Create an Nginx config in /etc/nginx/sites-available/mastodon and link it to sites-enabled. The config should proxy requests for example.social to the Mastodon services and optionally expose an alias such as files.example.social for object storage.

Enable HTTPS with Let's Encrypt:

sudo certbot --nginx -d example.social -d files.example.social

Certificates renew automatically via a cron job, but you can trigger it manually with certbot renew.

7. Backups

Combine regular PostgreSQL dumps with BorgBackup to create encrypted, deduplicated archives.
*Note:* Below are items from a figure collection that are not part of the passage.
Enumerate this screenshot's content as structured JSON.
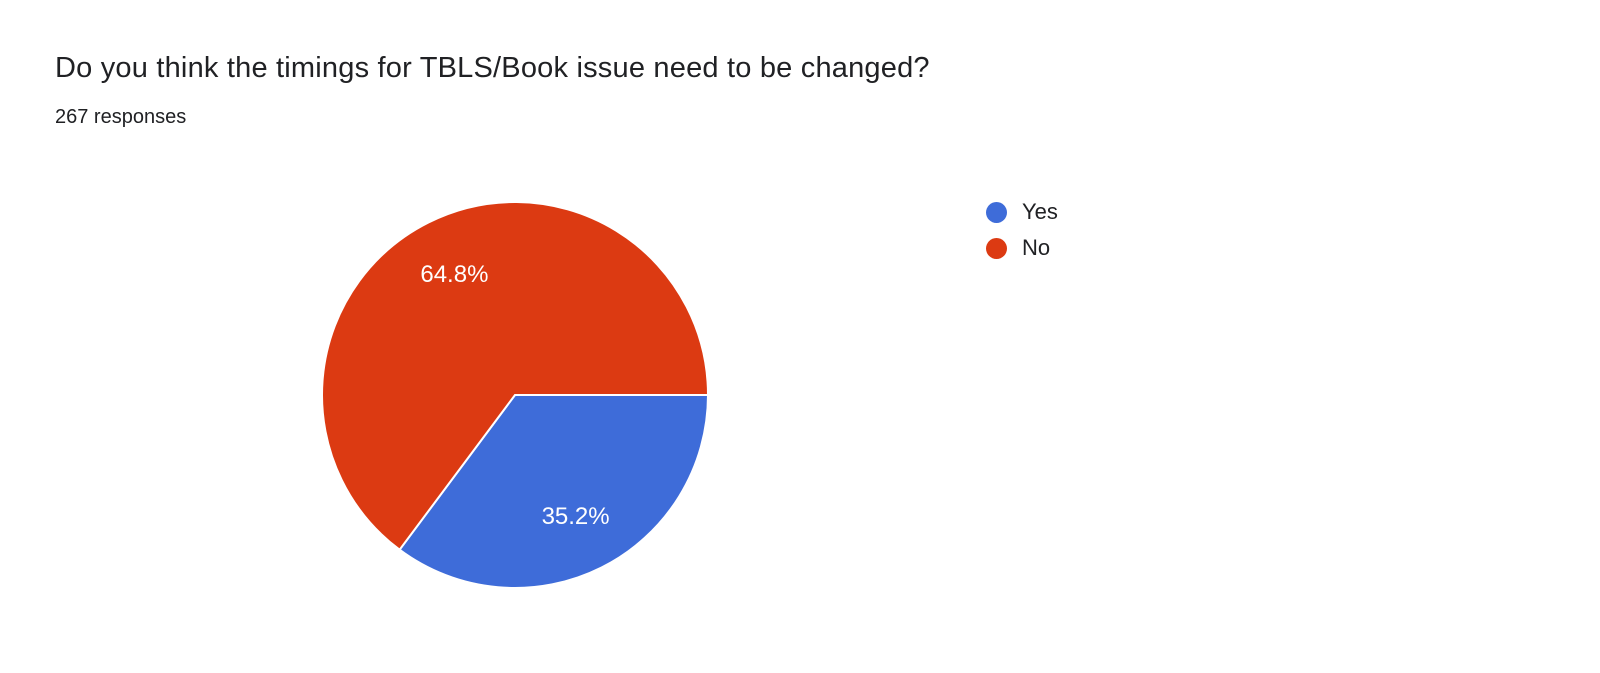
{
  "header": {
    "title": "Do you think the timings for TBLS/Book issue need to be changed?",
    "responses": "267 responses"
  },
  "chart_data": {
    "type": "pie",
    "title": "Do you think the timings for TBLS/Book issue need to be changed?",
    "subtitle": "267 responses",
    "total_responses": 267,
    "labels": [
      "Yes",
      "No"
    ],
    "values": [
      35.2,
      64.8
    ],
    "display_labels": [
      "35.2%",
      "64.8%"
    ],
    "colors": [
      "#3e6cd9",
      "#dc3a12"
    ],
    "label_color": "#ffffff",
    "start_angle_deg": 0,
    "direction": "clockwise",
    "legend_position": "right"
  }
}
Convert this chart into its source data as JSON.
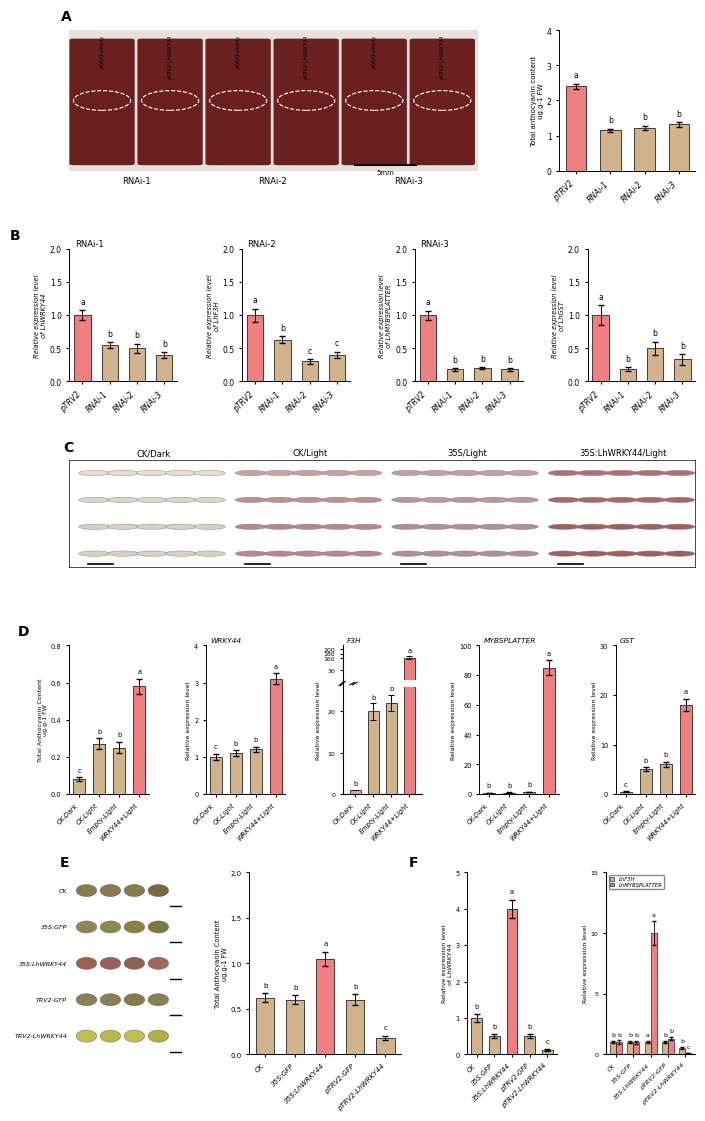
{
  "panel_A_bar": {
    "categories": [
      "pTRV2",
      "RNAi-1",
      "RNAi-2",
      "RNAi-3"
    ],
    "values": [
      2.4,
      1.15,
      1.22,
      1.32
    ],
    "errors": [
      0.08,
      0.05,
      0.06,
      0.07
    ],
    "colors": [
      "#F08080",
      "#D2B48C",
      "#D2B48C",
      "#D2B48C"
    ],
    "letters": [
      "a",
      "b",
      "b",
      "b"
    ],
    "ylabel": "Total anthocyanin content\nug.g-1 FW",
    "ylim": [
      0,
      4
    ]
  },
  "panel_B_WRKY44": {
    "title": "RNAi-1",
    "categories": [
      "pTRV2",
      "RNAi-1",
      "RNAi-2",
      "RNAi-3"
    ],
    "values": [
      1.0,
      0.55,
      0.5,
      0.4
    ],
    "errors": [
      0.08,
      0.04,
      0.07,
      0.04
    ],
    "colors": [
      "#F08080",
      "#D2B48C",
      "#D2B48C",
      "#D2B48C"
    ],
    "letters": [
      "a",
      "b",
      "b",
      "b"
    ],
    "ylabel": "Relative expression level\nof LhWRKY44",
    "ylim": [
      0,
      2.0
    ]
  },
  "panel_B_F3H": {
    "title": "RNAi-2",
    "categories": [
      "pTRV2",
      "RNAi-1",
      "RNAi-2",
      "RNAi-3"
    ],
    "values": [
      1.0,
      0.63,
      0.3,
      0.4
    ],
    "errors": [
      0.1,
      0.05,
      0.04,
      0.05
    ],
    "colors": [
      "#F08080",
      "#D2B48C",
      "#D2B48C",
      "#D2B48C"
    ],
    "letters": [
      "a",
      "b",
      "c",
      "c"
    ],
    "ylabel": "Relative expression level\nof LhF3H",
    "ylim": [
      0,
      2.0
    ]
  },
  "panel_B_MYBSPLATTER": {
    "title": "RNAi-3",
    "categories": [
      "pTRV2",
      "RNAi-1",
      "RNAi-2",
      "RNAi-3"
    ],
    "values": [
      1.0,
      0.18,
      0.2,
      0.18
    ],
    "errors": [
      0.07,
      0.02,
      0.02,
      0.02
    ],
    "colors": [
      "#F08080",
      "#D2B48C",
      "#D2B48C",
      "#D2B48C"
    ],
    "letters": [
      "a",
      "b",
      "b",
      "b"
    ],
    "ylabel": "Relative expression level\nof LhMYBSPLATTER",
    "ylim": [
      0,
      2.0
    ]
  },
  "panel_B_GST": {
    "categories": [
      "pTRV2",
      "RNAi-1",
      "RNAi-2",
      "RNAi-3"
    ],
    "values": [
      1.0,
      0.18,
      0.5,
      0.33
    ],
    "errors": [
      0.15,
      0.03,
      0.1,
      0.08
    ],
    "colors": [
      "#F08080",
      "#D2B48C",
      "#D2B48C",
      "#D2B48C"
    ],
    "letters": [
      "a",
      "b",
      "b",
      "b"
    ],
    "ylabel": "Relative expression level\nof LhGST",
    "ylim": [
      0,
      2.0
    ]
  },
  "panel_D_antho": {
    "categories": [
      "CK-Dark",
      "CK-Light",
      "Empty-Light",
      "WRKY44+Light"
    ],
    "values": [
      0.08,
      0.27,
      0.25,
      0.58
    ],
    "errors": [
      0.01,
      0.03,
      0.03,
      0.04
    ],
    "colors": [
      "#D2B48C",
      "#D2B48C",
      "#D2B48C",
      "#F08080"
    ],
    "letters": [
      "c",
      "b",
      "b",
      "a"
    ],
    "ylabel": "Total Anthocyanin Content\nug.g-1 FW",
    "ylim": [
      0,
      0.8
    ]
  },
  "panel_D_WRKY44": {
    "title": "WRKY44",
    "categories": [
      "CK-Dark",
      "CK-Light",
      "Empty-Light",
      "WRKY44+Light"
    ],
    "values": [
      1.0,
      1.1,
      1.2,
      3.1
    ],
    "errors": [
      0.08,
      0.08,
      0.08,
      0.15
    ],
    "colors": [
      "#D2B48C",
      "#D2B48C",
      "#D2B48C",
      "#F08080"
    ],
    "letters": [
      "c",
      "b",
      "b",
      "a"
    ],
    "ylabel": "Relative expression level",
    "ylim": [
      0,
      4
    ]
  },
  "panel_D_F3H": {
    "title": "F3H",
    "categories": [
      "CK-Dark",
      "CK-Light",
      "Empty-Light",
      "WRKY44+Light"
    ],
    "values": [
      1.0,
      20.0,
      22.0,
      160.0
    ],
    "errors": [
      0.1,
      2.0,
      2.0,
      8.0
    ],
    "colors": [
      "#D2B48C",
      "#D2B48C",
      "#D2B48C",
      "#F08080"
    ],
    "letters": [
      "b",
      "b",
      "b",
      "a"
    ],
    "ylabel": "Relative expression level"
  },
  "panel_D_MYBSPLATTER": {
    "title": "MYBSPLATTER",
    "categories": [
      "CK-Dark",
      "CK-Light",
      "Empty-Light",
      "WRKY44+Light"
    ],
    "values": [
      1.0,
      1.1,
      1.3,
      85.0
    ],
    "errors": [
      0.1,
      0.1,
      0.1,
      5.0
    ],
    "colors": [
      "#D2B48C",
      "#D2B48C",
      "#D2B48C",
      "#F08080"
    ],
    "letters": [
      "b",
      "b",
      "b",
      "a"
    ],
    "ylabel": "Relative expression level",
    "ylim": [
      0,
      100
    ]
  },
  "panel_D_GST": {
    "title": "GST",
    "categories": [
      "CK-Dark",
      "CK-Light",
      "Empty-Light",
      "WRKY44+Light"
    ],
    "values": [
      0.5,
      5.0,
      6.0,
      18.0
    ],
    "errors": [
      0.05,
      0.4,
      0.5,
      1.2
    ],
    "colors": [
      "#D2B48C",
      "#D2B48C",
      "#D2B48C",
      "#F08080"
    ],
    "letters": [
      "c",
      "b",
      "b",
      "a"
    ],
    "ylabel": "Relative expression level",
    "ylim": [
      0,
      30
    ]
  },
  "panel_E_antho": {
    "categories": [
      "CK",
      "35S:GFP",
      "35S:LhWRKY44",
      "pTRV2-GFP",
      "pTRV2-LhWRKY44"
    ],
    "values": [
      0.62,
      0.6,
      1.05,
      0.6,
      0.18
    ],
    "errors": [
      0.05,
      0.05,
      0.08,
      0.06,
      0.02
    ],
    "colors": [
      "#D2B48C",
      "#D2B48C",
      "#F08080",
      "#D2B48C",
      "#D2B48C"
    ],
    "letters": [
      "b",
      "b",
      "a",
      "b",
      "c"
    ],
    "ylabel": "Total Anthocyanin Content\nug.g-1 FW",
    "ylim": [
      0,
      2.0
    ]
  },
  "panel_F_WRKY44": {
    "categories": [
      "CK",
      "35S:GFP",
      "35S:LhWRKY44",
      "pTRV2-GFP",
      "pTRV2-LhWRKY44"
    ],
    "values": [
      1.0,
      0.5,
      4.0,
      0.5,
      0.12
    ],
    "errors": [
      0.1,
      0.05,
      0.25,
      0.05,
      0.02
    ],
    "colors": [
      "#D2B48C",
      "#D2B48C",
      "#F08080",
      "#D2B48C",
      "#D2B48C"
    ],
    "letters": [
      "b",
      "b",
      "a",
      "b",
      "c"
    ],
    "ylabel": "Relative expression level\nof LhWRKY44",
    "ylim": [
      0,
      5
    ]
  },
  "panel_F_grouped": {
    "categories": [
      "CK",
      "35S:GFP",
      "35S:LhWRKY44",
      "pTRV2-GFP",
      "pTRV2-LhWRKY44"
    ],
    "LhF3H_values": [
      1.0,
      1.0,
      1.0,
      1.0,
      0.5
    ],
    "LhMYBS_values": [
      1.0,
      1.0,
      10.0,
      1.3,
      0.1
    ],
    "LhF3H_errors": [
      0.1,
      0.1,
      0.1,
      0.1,
      0.08
    ],
    "LhMYBS_errors": [
      0.15,
      0.12,
      1.0,
      0.15,
      0.02
    ],
    "LhF3H_color": "#D2B48C",
    "LhMYBS_color": "#F08080",
    "letters_F3H": [
      "b",
      "b",
      "a",
      "b",
      "b"
    ],
    "letters_MYBS": [
      "b",
      "b",
      "a",
      "b",
      "c"
    ],
    "ylabel": "Relative expression level",
    "ylim": [
      0,
      15
    ],
    "legend": [
      "LhF3H",
      "LhMYBSPLATTER"
    ]
  }
}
  1. Install Borg and initialise a repository on remote storage:
    sudo apt install borgbackup
    export BORG_REPO=ssh://user@backup.example.com/~/mastodon-borg
    borg init --encryption=repokey $BORG_REPO
    
  2. Create a backup script (/root/backup-mastodon.sh):
    #!/bin/bash
    set -euo pipefail
    DATE=$(date +%Y-%m-%d)
    
    pg_dump --username=postgres --format=c mastodon_production > /tmp/db.dump
    
    borg create --compression zstd,3 \
      $BORG_REPO::${DATE} \
      /home/mastodon/live/.env.production \
      /tmp/db.dump \
      /home/mastodon/live/public/system
    
    borg prune --keep-daily=7 --keep-weekly=4 --keep-monthly=12 $BORG_REPO
    rm /tmp/db.dump
    
  3. Schedule it nightly via cron:
    sudo crontab -e
    0 1 * * * /root/backup-mastodon.sh
    

This script dumps the database, backs up configuration and media files, prunes old archives, and removes temporary dumps. Store a .pgpass file in /root to avoid interactive passwords.

8. Automated cleanup

Ricard Torres suggests running periodic tootctl tasks to purge unused media and cache files. Create /home/mastodon/cleanup.sh:

#!/bin/bash
RAILS_ENV=production /home/mastodon/live/bin/tootctl accounts prune
RAILS_ENV=production /home/mastodon/live/bin/tootctl statuses remove --days 4
RAILS_ENV=production /home/mastodon/live/bin/tootctl media remove --days 4
RAILS_ENV=production /home/mastodon/live/bin/tootctl media remove --remove-headers --include-follows --days 0
RAILS_ENV=production /home/mastodon/live/bin/tootctl preview_cards remove --days 4
RAILS_ENV=production /home/mastodon/live/bin/tootctl media remove-orphans

Run it weekly with cron:

crontab -e
0 3 * * 0 /home/mastodon/cleanup.sh

These commands reclaim disk space by pruning remote accounts, old statuses, cached media, and orphaned files.


With the basics in place, you can now invite users, theme your instance, or automate maintenance tasks. Happy federating!